How to make a honeymoon less fun in Ireland
We spent our honeymoon in Ireland. On this fun and recreational trip to celebrate my marriage I carried way too much gear. A Nikon D3, three F/2.8 zoom lenses, and a couple of fast primes–an 85mm 1.8 and 50mm 1.4. I carried this massive load of equipment while walking and biking everywhere, including to the Aran Islands.
This is where my mind and body began to feel the error of my ways. The hills on the Aran Islands weren’t so bad, but it was unexpectedly hot and I simply couldn’t keep up. She was always waiting for me at the top of each staircase, hill, and path.
I was thinking like I was on assignment and required to capture the shot regardless of the light or proximity to my subjects. It’s a frame of mind that kept me prisoner to the cycle of expansive specialized equipment to cover any possible assignment that might come my way. It made me hate working as a photographer for a long time but it is what I thought I needed to do to stay in the game. Even on my honeymoon.
What I would do differently next time
If I did this trip again today, some 15 years later, I would bring a single camera and lens. It would likely be a rangefinder with a compact 50mm or 35mm lens. That or something like the FujiFilm GFX100RF, X100VI, or Leica Q3 43. Ideally, it would be one of the -D series Leica rangefinders, the ones without an LCD screen.
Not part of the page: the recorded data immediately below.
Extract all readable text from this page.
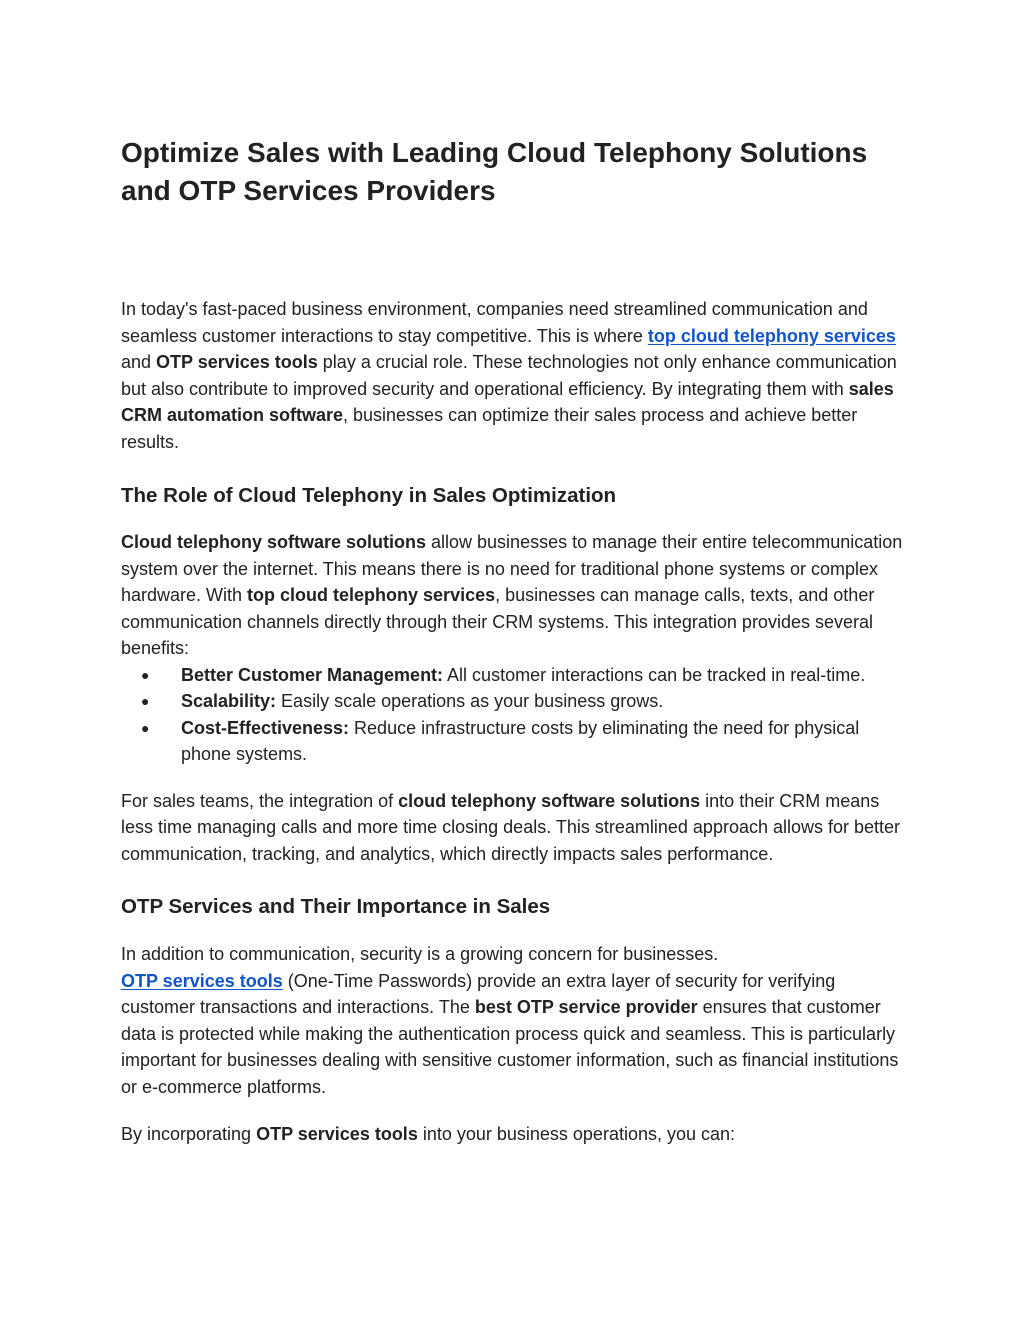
Optimize Sales with Leading Cloud Telephony Solutions and OTP Services Providers

In today's fast-paced business environment, companies need streamlined communication and seamless customer interactions to stay competitive. This is where top cloud telephony services and OTP services tools play a crucial role. These technologies not only enhance communication but also contribute to improved security and operational efficiency. By integrating them with sales CRM automation software, businesses can optimize their sales process and achieve better results.

The Role of Cloud Telephony in Sales Optimization

Cloud telephony software solutions allow businesses to manage their entire telecommunication system over the internet. This means there is no need for traditional phone systems or complex hardware. With top cloud telephony services, businesses can manage calls, texts, and other communication channels directly through their CRM systems. This integration provides several benefits:

● Better Customer Management: All customer interactions can be tracked in real-time.
● Scalability: Easily scale operations as your business grows.
● Cost-Effectiveness: Reduce infrastructure costs by eliminating the need for physical phone systems.

For sales teams, the integration of cloud telephony software solutions into their CRM means less time managing calls and more time closing deals. This streamlined approach allows for better communication, tracking, and analytics, which directly impacts sales performance.

OTP Services and Their Importance in Sales

In addition to communication, security is a growing concern for businesses.
OTP services tools (One-Time Passwords) provide an extra layer of security for verifying customer transactions and interactions. The best OTP service provider ensures that customer data is protected while making the authentication process quick and seamless. This is particularly important for businesses dealing with sensitive customer information, such as financial institutions or e-commerce platforms.

By incorporating OTP services tools into your business operations, you can:
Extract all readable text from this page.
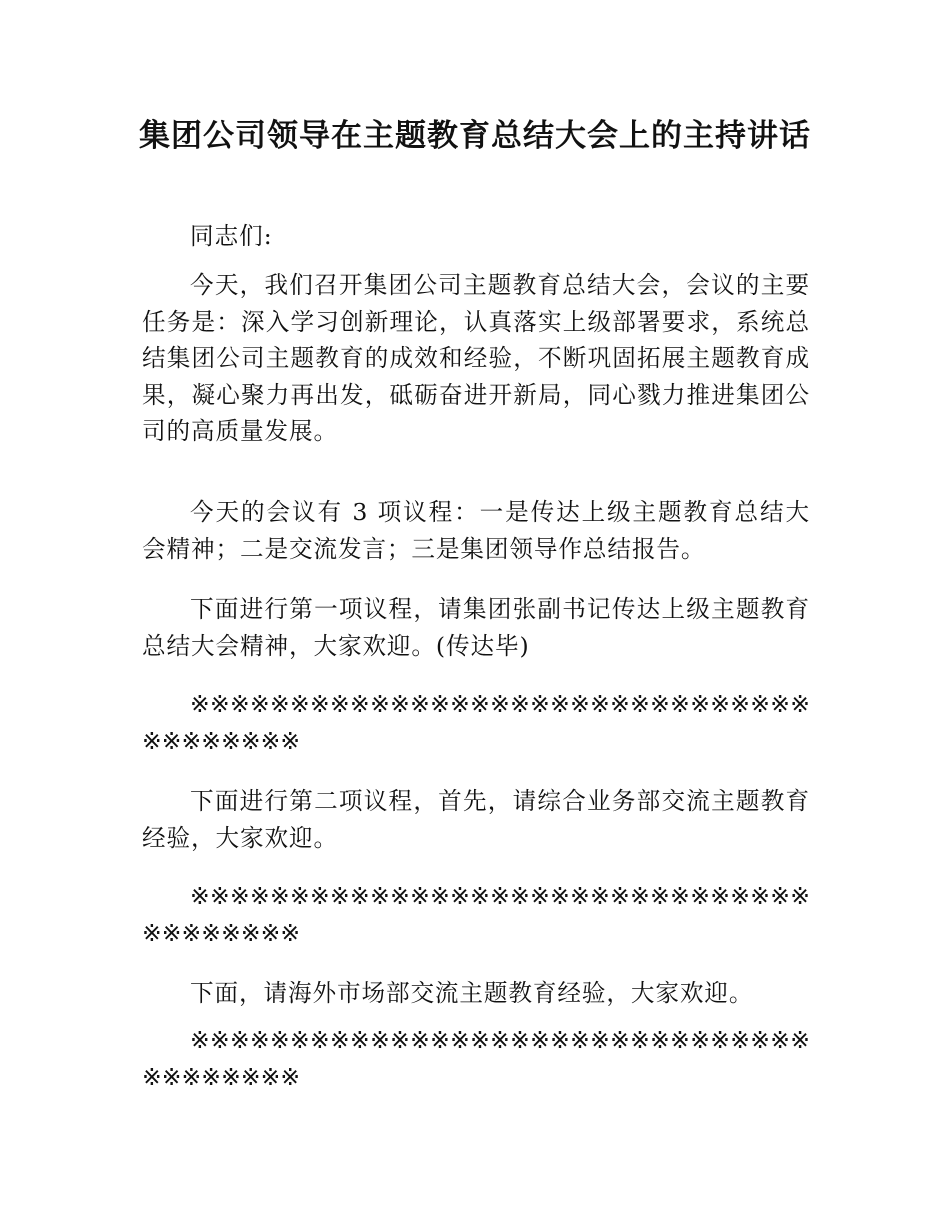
集团公司领导在主题教育总结大会上的主持讲话

同志们:

今天，我们召开集团公司主题教育总结大会，会议的主要任务是：深入学习创新理论，认真落实上级部署要求，系统总结集团公司主题教育的成效和经验，不断巩固拓展主题教育成果，凝心聚力再出发，砥砺奋进开新局，同心戮力推进集团公司的高质量发展。

今天的会议有 3 项议程：一是传达上级主题教育总结大会精神；二是交流发言；三是集团领导作总结报告。

下面进行第一项议程，请集团张副书记传达上级主题教育总结大会精神，大家欢迎。(传达毕)

※※※※※※※※※※※※※※※※※※※※※※※※※※※※※※※※※※※※※※※

下面进行第二项议程，首先，请综合业务部交流主题教育经验，大家欢迎。

※※※※※※※※※※※※※※※※※※※※※※※※※※※※※※※※※※※※※※※

下面，请海外市场部交流主题教育经验，大家欢迎。

※※※※※※※※※※※※※※※※※※※※※※※※※※※※※※※※※※※※※※※
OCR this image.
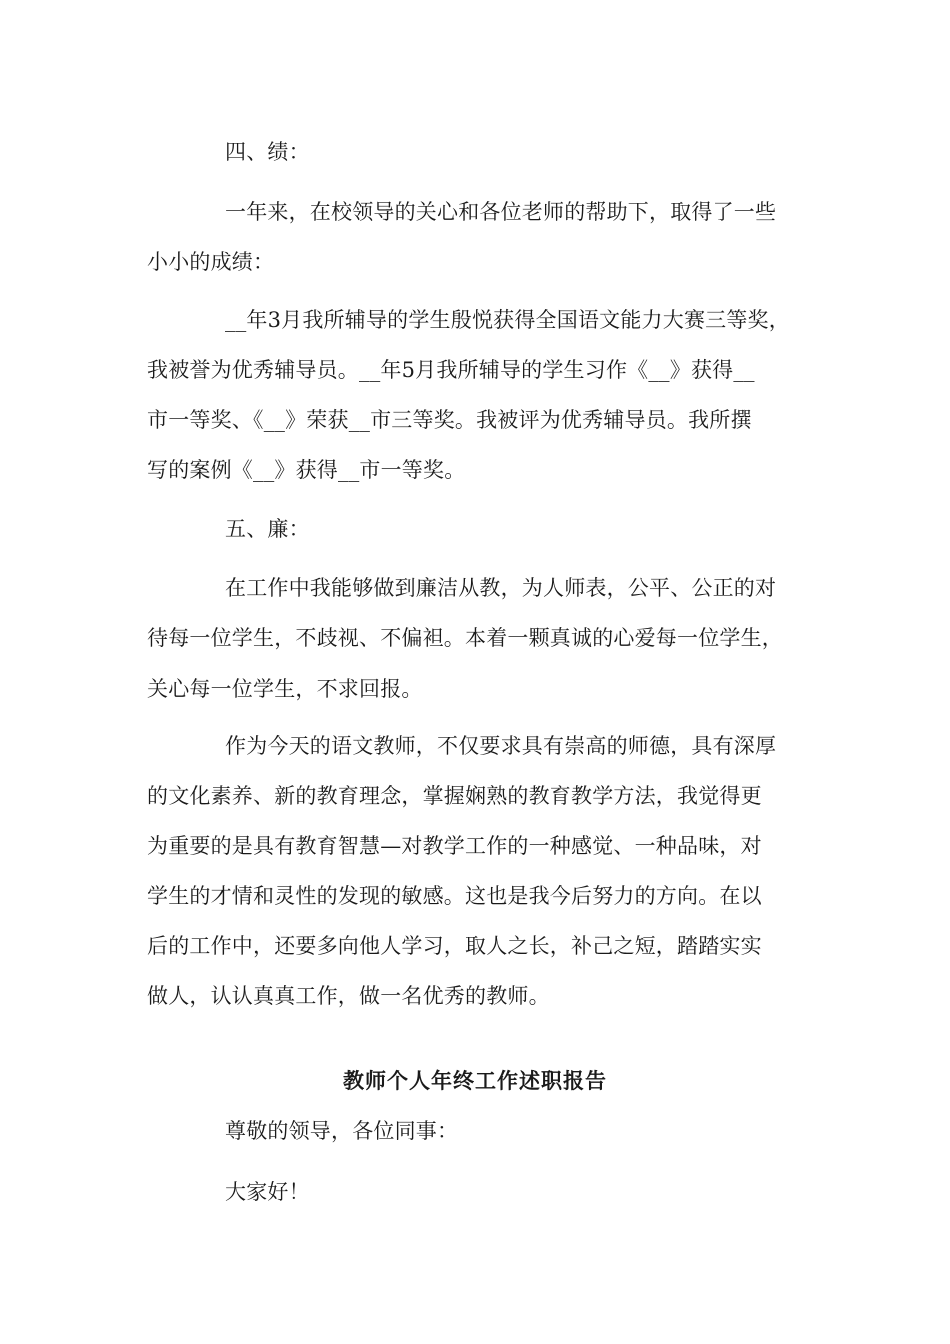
四、绩：
一年来，在校领导的关心和各位老师的帮助下，取得了一些
小小的成绩：
__年3月我所辅导的学生殷悦获得全国语文能力大赛三等奖，
我被誉为优秀辅导员。__年5月我所辅导的学生习作《__》获得__
市一等奖、《__》荣获__市三等奖。我被评为优秀辅导员。我所撰
写的案例《__》获得__市一等奖。
五、廉：
在工作中我能够做到廉洁从教，为人师表，公平、公正的对
待每一位学生，不歧视、不偏袒。本着一颗真诚的心爱每一位学生，
关心每一位学生，不求回报。
作为今天的语文教师，不仅要求具有崇高的师德，具有深厚
的文化素养、新的教育理念，掌握娴熟的教育教学方法，我觉得更
为重要的是具有教育智慧—对教学工作的一种感觉、一种品味，对
学生的才情和灵性的发现的敏感。这也是我今后努力的方向。在以
后的工作中，还要多向他人学习，取人之长，补己之短，踏踏实实
做人，认认真真工作，做一名优秀的教师。
教师个人年终工作述职报告
尊敬的领导，各位同事：
大家好！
Carrying less gear would have completely changed my mindset and allowed me to find images by way of being much more present and aware of my environment. I would certainly come home with better images. Maybe not more images, but definitely better images. And we both would have had a lot more fun. Instead I was fighting the weather, my own fitness, and the mindset that was perfectly unsuited for this kind of trip.